MAO trouve des solutions élégantes pour introduire les éléments visuels propres à chaque époque et pour décrire les combats entre Powers. Toujours dans le premier épisode, il décrit le combat entre mèche blanche et mèche rouge dans une double page comprenant une soixantaine de cases. le script de BMB montre que l'idée provient de Bendis, mais qu'Oeming l'a amenée plus loin avec une solution visuelle remarquable de simplicité et d'efficacité. Et il reprend par 2 ou 3 fois cette mise en pages très spécifique créant ainsi un leitmotiv visuel simple à assimiler et créant une résonnance magistrale entre différents moments.
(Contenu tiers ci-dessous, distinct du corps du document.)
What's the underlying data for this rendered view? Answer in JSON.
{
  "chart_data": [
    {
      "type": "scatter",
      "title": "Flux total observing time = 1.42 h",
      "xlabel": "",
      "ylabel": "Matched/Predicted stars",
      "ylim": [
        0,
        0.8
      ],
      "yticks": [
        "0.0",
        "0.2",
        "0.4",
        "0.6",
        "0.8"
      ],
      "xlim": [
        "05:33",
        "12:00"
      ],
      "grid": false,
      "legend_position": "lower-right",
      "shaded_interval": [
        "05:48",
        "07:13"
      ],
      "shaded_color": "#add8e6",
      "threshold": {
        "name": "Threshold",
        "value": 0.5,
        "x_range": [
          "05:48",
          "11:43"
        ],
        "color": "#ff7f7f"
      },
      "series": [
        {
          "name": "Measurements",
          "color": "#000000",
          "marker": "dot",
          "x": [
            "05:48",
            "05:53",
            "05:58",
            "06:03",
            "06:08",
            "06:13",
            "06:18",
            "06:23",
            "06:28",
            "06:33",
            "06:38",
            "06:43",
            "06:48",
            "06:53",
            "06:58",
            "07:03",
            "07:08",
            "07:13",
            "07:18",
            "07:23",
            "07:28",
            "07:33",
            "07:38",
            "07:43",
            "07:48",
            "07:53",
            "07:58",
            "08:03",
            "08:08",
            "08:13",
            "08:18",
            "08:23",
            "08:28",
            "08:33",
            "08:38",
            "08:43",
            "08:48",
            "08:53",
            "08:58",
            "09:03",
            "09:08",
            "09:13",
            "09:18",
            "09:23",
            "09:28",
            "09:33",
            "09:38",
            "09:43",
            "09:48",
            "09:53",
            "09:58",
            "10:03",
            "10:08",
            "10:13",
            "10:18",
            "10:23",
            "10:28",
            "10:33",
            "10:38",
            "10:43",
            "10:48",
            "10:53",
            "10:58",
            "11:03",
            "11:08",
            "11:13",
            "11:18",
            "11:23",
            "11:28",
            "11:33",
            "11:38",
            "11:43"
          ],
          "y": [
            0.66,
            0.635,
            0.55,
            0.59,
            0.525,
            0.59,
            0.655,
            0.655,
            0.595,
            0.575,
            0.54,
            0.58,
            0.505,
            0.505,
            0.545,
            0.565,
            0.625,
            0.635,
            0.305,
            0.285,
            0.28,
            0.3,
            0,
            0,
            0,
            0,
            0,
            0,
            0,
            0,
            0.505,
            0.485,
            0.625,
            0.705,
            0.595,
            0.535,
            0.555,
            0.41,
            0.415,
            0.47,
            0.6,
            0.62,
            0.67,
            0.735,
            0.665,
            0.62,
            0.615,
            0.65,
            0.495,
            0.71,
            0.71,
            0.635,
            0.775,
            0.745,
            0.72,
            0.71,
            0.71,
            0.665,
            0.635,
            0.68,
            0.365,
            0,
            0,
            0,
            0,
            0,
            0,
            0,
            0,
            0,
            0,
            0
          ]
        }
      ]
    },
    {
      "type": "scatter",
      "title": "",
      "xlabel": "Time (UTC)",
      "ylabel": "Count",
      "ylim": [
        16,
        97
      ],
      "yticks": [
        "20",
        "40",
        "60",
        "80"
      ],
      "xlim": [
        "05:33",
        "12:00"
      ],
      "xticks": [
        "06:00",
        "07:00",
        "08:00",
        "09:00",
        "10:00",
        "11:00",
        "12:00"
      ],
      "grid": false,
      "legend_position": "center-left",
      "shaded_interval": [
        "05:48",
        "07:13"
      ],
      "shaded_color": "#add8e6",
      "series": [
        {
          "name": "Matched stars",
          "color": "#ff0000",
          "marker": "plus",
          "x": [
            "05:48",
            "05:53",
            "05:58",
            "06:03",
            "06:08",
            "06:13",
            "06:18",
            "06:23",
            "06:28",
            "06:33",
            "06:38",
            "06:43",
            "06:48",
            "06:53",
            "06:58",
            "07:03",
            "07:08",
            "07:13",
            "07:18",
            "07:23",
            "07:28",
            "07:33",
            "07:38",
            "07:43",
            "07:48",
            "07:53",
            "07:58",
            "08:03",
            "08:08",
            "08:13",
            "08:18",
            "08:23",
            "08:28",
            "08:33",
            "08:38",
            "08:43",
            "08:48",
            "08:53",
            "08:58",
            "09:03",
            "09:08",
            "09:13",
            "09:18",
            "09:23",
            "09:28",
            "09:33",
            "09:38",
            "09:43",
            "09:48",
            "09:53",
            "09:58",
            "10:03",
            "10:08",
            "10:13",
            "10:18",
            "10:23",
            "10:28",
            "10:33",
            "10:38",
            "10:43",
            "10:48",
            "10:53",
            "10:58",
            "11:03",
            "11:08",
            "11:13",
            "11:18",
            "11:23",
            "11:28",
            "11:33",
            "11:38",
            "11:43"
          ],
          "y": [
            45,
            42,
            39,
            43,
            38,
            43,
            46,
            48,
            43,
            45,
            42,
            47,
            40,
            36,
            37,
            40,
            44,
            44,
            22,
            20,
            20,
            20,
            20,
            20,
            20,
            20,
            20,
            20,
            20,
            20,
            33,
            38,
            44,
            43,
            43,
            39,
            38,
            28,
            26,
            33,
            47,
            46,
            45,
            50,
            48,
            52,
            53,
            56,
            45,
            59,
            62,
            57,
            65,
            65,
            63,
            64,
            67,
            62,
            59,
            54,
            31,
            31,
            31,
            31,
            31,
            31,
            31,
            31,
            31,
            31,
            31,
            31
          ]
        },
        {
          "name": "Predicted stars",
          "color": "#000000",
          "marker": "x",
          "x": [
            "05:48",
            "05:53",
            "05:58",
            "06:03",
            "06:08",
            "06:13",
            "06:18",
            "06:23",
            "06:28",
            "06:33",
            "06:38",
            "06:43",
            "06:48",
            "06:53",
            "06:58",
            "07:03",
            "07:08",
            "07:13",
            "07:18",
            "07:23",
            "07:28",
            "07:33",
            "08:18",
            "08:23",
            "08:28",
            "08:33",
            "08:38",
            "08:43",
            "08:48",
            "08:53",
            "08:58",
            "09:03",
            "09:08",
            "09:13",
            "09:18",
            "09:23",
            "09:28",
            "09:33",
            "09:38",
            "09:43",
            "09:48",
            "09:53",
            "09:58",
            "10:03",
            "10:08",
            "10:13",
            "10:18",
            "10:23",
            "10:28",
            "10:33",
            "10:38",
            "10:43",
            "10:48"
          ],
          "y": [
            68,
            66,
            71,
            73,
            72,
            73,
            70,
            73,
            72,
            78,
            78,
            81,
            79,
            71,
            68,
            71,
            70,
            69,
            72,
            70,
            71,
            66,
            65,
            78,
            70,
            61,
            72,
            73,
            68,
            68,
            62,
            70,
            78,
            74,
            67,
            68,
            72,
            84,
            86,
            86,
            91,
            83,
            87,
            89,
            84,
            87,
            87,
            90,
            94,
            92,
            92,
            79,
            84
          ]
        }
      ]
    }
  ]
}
Avec cette histoire, Bendis et Oeming s'affranchissent du cadre qu'ils s'étaient eux-mêmes imposés pour raconter une histoire remarquable pour plusieurs points. (1) Ils enrichissent l'environnement de la série, sans la dénaturer. (2) L'histoire est portée par les personnages au portrait psychologique développé, sans tomber dans le travers de flux de pensées artificiels. (3) Les séquences d'action et de dialogues s'entremêlent harmonieusement pour une narration fluide. (4) La progression narrative tient le lecteur en haleine de bout en bout, avec des visuels marquants. (5) Derrière ce divertissement intelligent, le lecteur peut distinguer un commentaire sur les composantes immuables de la personnalité d'un individu. le lecteur pourra être inquiet par la conclusion un peu trop stéréotypée, mais à ce point de la série je fais confiance à ses auteurs pour éviter de se reposer sur des clichés. La série se poursuit dans "Légendes" (épisodes 1 à 6 de la deuxième époque).